Provoca un incidente, scappa ma poi torna indietro: il ripensamento non esclude la punibilità

Redazione Scientifica
13 Ottobre 2020

Esclusa la tenuità del fatto, sostenuta invece dal difensore dell'imputato sotto processo. Condivisa in Cassazione la valutazione compiuta in secondo grado: il ripensamento dell'automobilista e il ritorno sul luogo dell'incidente non possono certo ridimensionare la condotta da lui tenuta.

Provoca un incidente stradale, scappa via ma poi torna indietro e presta soccorso alla vittima. Il ripensamento però non è sufficiente per rendere non punibile la condotta. Confermata perciò la condanna per non avere tenuto un comportamento corretto (Cassazione, sentenza n. 28304/20, sez. IV Penale).

Sotto accusa un automobilista, a cui viene contestato di avere violato il codice della strada: più precisamente, egli ha provocato un incidente stradale, causando danni a una persona, ma non ha ottemperato all'«obbligo di fermarsi».
Consequenziale la sua condanna. Concordi su questo punto i giudici di merito, nonostante sia emerso che l'automobilista ha poi avuto un ripensamento, tornando sul luogo dell'incidente e prestando soccorso alla vittima.
Ciò che è indiscutibile, viene rilevato in secondo grado, è che l'uomo ha «provocato un sinistro stradale» e «si è allontanato dal luogo dell'incidente, senza ottemperare all'obbligo di fermarsi e senza fornire le proprie generalità».

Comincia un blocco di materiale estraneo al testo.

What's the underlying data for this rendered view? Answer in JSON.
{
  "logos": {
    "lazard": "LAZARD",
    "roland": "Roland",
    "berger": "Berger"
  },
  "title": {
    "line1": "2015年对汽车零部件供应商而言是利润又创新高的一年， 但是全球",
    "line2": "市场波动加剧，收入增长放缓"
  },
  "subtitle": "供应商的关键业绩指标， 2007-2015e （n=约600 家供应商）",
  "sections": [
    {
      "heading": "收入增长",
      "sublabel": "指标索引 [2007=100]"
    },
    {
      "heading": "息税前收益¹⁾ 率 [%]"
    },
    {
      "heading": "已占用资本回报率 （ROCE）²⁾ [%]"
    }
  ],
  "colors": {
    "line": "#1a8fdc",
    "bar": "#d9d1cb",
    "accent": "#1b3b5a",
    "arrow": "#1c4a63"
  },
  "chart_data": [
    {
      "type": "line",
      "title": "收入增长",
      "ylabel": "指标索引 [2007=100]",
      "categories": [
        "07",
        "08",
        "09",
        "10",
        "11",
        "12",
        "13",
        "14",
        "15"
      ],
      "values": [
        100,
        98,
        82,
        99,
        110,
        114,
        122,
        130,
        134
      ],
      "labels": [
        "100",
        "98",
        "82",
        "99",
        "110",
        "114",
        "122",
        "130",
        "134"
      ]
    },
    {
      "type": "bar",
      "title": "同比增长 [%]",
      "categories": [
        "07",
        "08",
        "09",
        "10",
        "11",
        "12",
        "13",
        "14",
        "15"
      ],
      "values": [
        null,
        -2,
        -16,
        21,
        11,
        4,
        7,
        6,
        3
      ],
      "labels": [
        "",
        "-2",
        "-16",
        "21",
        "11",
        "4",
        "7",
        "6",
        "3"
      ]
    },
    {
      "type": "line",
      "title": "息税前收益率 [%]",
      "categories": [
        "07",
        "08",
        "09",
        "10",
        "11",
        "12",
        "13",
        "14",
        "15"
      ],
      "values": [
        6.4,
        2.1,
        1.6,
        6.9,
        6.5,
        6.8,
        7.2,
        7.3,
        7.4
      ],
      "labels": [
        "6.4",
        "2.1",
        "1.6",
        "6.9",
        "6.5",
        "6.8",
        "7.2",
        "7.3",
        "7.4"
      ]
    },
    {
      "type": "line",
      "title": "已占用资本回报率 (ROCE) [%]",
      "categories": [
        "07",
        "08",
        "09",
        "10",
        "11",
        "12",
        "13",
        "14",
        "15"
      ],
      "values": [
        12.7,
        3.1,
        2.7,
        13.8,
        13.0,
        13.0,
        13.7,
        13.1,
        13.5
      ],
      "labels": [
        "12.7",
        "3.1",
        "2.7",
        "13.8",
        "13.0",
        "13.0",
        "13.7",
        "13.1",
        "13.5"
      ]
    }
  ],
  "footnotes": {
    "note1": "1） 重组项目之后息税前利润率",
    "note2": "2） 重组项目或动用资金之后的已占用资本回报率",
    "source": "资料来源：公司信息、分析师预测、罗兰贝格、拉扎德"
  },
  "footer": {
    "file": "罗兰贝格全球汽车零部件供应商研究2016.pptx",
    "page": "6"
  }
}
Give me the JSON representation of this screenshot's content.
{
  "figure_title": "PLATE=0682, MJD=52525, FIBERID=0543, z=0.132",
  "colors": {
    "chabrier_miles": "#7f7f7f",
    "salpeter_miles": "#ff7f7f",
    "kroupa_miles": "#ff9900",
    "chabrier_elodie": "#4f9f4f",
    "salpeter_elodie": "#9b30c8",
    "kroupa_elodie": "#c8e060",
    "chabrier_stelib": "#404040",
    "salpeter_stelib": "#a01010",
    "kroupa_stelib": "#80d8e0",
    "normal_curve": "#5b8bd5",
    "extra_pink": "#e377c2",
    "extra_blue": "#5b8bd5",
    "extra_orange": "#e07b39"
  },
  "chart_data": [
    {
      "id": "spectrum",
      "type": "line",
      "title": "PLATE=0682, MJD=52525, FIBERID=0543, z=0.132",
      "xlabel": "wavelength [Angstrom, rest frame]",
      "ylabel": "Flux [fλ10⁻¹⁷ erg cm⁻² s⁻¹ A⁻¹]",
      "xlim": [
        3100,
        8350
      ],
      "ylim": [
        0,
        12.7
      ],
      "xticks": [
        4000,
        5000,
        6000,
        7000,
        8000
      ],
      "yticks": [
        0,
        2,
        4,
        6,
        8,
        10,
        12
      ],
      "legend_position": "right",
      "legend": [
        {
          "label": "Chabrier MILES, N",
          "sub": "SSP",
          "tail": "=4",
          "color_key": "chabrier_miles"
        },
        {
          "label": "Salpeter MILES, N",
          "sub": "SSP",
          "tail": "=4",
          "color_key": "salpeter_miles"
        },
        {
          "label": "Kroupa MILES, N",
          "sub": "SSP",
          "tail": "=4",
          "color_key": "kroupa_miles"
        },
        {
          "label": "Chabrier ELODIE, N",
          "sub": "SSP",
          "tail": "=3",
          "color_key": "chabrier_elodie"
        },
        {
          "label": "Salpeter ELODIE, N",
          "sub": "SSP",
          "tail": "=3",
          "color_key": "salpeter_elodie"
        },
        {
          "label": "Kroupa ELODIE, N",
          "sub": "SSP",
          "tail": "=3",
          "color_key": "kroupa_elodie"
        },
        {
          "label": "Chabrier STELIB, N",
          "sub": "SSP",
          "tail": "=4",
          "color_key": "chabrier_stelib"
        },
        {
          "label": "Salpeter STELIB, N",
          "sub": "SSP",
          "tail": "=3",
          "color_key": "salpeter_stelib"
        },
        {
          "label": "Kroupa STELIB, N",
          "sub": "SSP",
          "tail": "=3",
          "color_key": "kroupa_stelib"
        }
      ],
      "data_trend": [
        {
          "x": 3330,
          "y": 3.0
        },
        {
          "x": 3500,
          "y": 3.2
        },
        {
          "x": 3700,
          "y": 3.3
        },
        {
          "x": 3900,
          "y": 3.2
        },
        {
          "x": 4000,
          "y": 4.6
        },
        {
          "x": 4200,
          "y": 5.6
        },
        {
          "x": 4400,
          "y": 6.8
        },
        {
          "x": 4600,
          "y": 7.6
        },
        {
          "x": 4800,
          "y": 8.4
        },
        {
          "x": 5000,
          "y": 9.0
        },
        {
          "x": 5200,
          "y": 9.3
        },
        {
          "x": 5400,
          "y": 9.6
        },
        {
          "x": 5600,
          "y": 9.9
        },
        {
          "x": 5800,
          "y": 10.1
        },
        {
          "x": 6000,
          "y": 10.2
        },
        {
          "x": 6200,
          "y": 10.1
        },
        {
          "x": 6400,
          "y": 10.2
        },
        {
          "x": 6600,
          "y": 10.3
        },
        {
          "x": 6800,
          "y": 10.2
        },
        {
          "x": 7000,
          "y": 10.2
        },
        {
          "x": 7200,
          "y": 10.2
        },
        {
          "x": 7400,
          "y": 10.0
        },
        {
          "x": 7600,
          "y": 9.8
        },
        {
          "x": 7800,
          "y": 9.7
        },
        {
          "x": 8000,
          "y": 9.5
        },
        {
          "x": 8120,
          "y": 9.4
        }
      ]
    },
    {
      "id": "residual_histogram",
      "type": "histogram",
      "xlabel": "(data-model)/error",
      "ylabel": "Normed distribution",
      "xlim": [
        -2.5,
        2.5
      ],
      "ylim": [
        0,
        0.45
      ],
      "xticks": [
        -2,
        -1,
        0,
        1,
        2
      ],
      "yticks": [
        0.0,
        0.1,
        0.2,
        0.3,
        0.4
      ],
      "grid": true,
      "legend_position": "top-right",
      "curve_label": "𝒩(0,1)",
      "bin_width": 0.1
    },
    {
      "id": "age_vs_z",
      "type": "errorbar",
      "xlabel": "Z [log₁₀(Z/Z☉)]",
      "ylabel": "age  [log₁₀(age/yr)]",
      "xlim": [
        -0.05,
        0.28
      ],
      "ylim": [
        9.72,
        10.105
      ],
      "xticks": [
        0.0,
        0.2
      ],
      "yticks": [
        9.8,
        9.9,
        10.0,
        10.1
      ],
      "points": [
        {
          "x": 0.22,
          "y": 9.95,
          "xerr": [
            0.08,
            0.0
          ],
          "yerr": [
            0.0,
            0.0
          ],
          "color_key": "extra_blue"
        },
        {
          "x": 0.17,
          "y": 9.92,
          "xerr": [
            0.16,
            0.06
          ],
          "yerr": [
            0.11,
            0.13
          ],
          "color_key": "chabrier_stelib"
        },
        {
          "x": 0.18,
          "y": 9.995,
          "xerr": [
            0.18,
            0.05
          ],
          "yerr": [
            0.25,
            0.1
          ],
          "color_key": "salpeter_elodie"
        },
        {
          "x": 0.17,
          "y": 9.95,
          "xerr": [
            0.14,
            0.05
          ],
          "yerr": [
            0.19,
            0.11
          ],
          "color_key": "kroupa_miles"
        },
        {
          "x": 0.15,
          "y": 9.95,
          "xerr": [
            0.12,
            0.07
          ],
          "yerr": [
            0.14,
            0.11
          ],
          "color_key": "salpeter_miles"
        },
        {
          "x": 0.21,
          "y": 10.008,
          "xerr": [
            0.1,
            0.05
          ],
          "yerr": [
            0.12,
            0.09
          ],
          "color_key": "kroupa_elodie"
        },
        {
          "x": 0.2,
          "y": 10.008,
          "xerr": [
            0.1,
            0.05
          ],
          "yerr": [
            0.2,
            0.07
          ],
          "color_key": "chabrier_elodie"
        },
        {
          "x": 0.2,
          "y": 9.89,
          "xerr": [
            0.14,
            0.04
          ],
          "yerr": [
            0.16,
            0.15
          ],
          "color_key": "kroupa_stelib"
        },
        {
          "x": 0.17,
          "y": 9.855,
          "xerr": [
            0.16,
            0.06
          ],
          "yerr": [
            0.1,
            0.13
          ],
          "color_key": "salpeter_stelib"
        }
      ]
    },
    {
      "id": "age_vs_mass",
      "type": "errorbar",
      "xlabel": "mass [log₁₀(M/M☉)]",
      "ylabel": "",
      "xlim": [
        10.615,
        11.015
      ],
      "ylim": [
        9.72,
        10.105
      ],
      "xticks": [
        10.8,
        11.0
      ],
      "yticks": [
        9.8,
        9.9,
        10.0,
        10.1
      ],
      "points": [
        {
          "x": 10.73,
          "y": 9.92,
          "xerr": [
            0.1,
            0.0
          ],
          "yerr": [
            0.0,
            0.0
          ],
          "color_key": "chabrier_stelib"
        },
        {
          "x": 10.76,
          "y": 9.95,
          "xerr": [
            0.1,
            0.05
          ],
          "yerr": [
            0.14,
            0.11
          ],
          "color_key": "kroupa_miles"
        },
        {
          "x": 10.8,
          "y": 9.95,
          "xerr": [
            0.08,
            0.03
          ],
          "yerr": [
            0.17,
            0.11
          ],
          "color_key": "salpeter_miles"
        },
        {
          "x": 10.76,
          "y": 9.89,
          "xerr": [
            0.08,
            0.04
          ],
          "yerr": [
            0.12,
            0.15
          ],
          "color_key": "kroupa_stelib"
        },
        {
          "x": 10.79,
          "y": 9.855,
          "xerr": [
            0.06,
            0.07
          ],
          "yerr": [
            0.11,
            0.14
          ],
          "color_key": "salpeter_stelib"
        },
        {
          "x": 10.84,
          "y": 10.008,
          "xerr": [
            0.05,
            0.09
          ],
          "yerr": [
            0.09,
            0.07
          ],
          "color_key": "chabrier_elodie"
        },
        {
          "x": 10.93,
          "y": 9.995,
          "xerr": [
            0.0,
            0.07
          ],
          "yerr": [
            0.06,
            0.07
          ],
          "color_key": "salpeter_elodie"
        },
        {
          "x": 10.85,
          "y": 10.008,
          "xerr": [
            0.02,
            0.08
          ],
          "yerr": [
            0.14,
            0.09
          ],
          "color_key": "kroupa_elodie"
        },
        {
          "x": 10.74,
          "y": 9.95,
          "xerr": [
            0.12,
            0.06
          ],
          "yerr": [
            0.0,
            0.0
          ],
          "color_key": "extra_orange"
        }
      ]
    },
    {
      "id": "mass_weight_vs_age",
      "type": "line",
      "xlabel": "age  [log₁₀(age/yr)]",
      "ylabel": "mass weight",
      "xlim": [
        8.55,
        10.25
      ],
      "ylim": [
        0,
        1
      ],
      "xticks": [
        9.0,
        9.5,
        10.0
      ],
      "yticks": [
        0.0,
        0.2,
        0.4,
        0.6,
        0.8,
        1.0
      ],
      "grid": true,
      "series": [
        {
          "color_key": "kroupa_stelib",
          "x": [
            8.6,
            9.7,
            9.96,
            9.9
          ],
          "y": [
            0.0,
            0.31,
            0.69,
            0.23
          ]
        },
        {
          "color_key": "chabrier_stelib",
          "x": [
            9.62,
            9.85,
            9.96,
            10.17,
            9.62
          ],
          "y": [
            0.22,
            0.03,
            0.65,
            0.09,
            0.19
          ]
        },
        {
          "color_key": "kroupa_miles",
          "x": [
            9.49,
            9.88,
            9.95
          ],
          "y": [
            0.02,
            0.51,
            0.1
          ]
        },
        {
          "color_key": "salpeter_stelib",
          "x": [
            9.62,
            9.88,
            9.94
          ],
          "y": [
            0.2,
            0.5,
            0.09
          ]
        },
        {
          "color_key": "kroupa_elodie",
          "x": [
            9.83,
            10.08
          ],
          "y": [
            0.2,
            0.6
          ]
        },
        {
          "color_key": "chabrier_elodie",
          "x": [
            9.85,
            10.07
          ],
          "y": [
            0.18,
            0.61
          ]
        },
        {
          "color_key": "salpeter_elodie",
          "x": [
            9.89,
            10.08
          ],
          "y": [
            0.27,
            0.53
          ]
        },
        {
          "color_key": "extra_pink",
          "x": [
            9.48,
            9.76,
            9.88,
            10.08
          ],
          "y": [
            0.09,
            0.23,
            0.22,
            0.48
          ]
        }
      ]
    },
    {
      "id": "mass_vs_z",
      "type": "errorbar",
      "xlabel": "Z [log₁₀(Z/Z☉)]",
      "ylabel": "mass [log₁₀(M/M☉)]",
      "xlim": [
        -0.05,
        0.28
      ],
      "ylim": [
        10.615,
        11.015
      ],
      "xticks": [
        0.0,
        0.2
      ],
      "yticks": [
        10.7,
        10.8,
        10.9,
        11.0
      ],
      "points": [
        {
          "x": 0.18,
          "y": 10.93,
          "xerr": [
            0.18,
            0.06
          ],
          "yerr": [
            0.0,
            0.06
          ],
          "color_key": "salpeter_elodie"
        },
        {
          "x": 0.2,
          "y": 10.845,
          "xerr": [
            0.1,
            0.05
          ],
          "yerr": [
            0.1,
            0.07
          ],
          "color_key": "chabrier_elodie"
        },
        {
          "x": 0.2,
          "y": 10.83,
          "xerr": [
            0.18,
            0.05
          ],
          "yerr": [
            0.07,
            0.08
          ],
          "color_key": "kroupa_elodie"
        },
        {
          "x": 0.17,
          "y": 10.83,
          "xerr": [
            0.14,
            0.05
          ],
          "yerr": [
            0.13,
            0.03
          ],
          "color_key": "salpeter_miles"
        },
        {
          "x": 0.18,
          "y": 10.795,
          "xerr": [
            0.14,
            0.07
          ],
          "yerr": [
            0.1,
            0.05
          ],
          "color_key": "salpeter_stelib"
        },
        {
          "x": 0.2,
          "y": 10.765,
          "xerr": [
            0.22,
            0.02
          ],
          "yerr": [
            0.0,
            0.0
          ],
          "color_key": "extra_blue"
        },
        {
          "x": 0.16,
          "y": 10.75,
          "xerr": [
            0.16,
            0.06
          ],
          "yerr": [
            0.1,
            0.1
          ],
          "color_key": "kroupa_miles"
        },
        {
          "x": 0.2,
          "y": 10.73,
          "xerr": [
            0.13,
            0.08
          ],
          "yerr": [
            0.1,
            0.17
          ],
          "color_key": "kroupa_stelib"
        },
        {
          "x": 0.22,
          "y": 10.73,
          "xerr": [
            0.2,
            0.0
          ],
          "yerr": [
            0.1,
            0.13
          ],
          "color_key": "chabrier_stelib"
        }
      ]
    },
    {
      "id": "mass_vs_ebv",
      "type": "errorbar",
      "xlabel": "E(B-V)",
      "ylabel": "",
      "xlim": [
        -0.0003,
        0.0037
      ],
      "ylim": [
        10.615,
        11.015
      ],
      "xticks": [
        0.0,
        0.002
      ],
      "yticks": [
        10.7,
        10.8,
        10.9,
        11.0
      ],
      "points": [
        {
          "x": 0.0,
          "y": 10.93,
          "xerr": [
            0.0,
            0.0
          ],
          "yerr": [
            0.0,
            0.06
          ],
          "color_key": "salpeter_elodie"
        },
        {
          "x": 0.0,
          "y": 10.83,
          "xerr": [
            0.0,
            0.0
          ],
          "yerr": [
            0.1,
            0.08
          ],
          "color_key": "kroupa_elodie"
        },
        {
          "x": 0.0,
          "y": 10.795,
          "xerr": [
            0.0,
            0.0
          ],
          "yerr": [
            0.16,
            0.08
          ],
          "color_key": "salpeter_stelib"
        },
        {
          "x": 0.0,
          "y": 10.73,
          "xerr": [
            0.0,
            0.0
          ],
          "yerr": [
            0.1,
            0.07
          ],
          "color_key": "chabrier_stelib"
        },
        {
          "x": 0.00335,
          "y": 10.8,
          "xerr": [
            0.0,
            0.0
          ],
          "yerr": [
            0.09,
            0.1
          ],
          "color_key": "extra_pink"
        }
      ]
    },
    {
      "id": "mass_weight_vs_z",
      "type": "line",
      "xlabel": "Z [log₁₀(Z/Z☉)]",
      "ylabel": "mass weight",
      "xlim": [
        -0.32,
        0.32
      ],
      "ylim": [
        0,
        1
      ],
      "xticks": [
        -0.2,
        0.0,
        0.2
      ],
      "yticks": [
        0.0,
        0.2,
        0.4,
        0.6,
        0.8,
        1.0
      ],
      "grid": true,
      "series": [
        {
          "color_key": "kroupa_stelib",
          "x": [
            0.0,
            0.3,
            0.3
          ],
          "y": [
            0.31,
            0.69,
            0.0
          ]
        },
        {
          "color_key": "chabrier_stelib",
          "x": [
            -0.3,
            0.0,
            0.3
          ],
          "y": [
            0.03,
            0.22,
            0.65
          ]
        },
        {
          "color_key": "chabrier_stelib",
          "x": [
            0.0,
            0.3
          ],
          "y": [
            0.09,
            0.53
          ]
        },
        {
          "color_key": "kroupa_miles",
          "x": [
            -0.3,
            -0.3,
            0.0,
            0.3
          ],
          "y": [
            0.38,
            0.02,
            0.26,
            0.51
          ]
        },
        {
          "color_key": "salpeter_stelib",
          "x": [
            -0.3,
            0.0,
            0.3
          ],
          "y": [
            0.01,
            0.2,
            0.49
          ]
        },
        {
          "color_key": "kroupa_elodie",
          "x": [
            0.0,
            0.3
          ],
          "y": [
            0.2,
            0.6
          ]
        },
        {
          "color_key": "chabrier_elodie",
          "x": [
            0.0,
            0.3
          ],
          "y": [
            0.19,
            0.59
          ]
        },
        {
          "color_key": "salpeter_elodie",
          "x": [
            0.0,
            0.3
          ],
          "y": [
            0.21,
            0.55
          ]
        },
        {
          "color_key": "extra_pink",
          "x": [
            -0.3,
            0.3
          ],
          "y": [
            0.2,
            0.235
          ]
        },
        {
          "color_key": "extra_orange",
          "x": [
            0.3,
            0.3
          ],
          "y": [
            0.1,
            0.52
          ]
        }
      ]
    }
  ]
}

Il difensore del ricorrente sostiene però che vada data una lettura meno severa al comportamento tenuto dal suo cliente. Egli ribadisce «la richiesta di proscioglimento per tenuità del fatto», alla luce dell'articolo 131-bis c.p., richiamando anche «l'assoluta modestia delle lesioni riportate dalla persona offesa».
I giudici d'appello hanno sostenuto che «il reato è integrato anche in ipotesi di sosta momentanea», e questa visione è condivisa dai magistrati della Cassazione.
Dal Palazzaccio osservano che «i giudici territoriali, pur non affrontando in modo diretto la questione dell'applicabilità dell'articolo 131-bis c.p., nondimeno, hanno chiarito l'insussistenza delle condizioni di applicabilità della causa di non punibilità per la particolare tenuità del fatto», e lo hanno fatto osservando che l'uomo «dopo avere soccorso la persona offesa, aiutandola a sedersi sul ciglio della strada, ed averla affidata a una persona, si è allontanato dal luogo dell'incidente per poi tornarvi dopo un certo lasso di tempo, giustificando il suo comportamento con la volontà di cercare aiuto da un conoscente che abitava lì vicino». Ma correttamente, aggiungono i giudici della Cassazione, non è stata valorizzata «la circostanza del ritorno dell'uomo, perché egli aveva la possibilità di cercare aiuto con il telefono cellulare di cui era fornita» la persona a cui aveva affidato la vittima dell'incidente.
Tirando le somme, «il ripensamento» dell'uomo non può costituire, come già stabilito in appello, «elemento valutabile ai i fini della configurabilità della causa di esclusione della punibilità per particolare tenuità del fatto», anche alla luce del principio secondo cui «non rileva il comportamento tenuto dall'agente post delictum».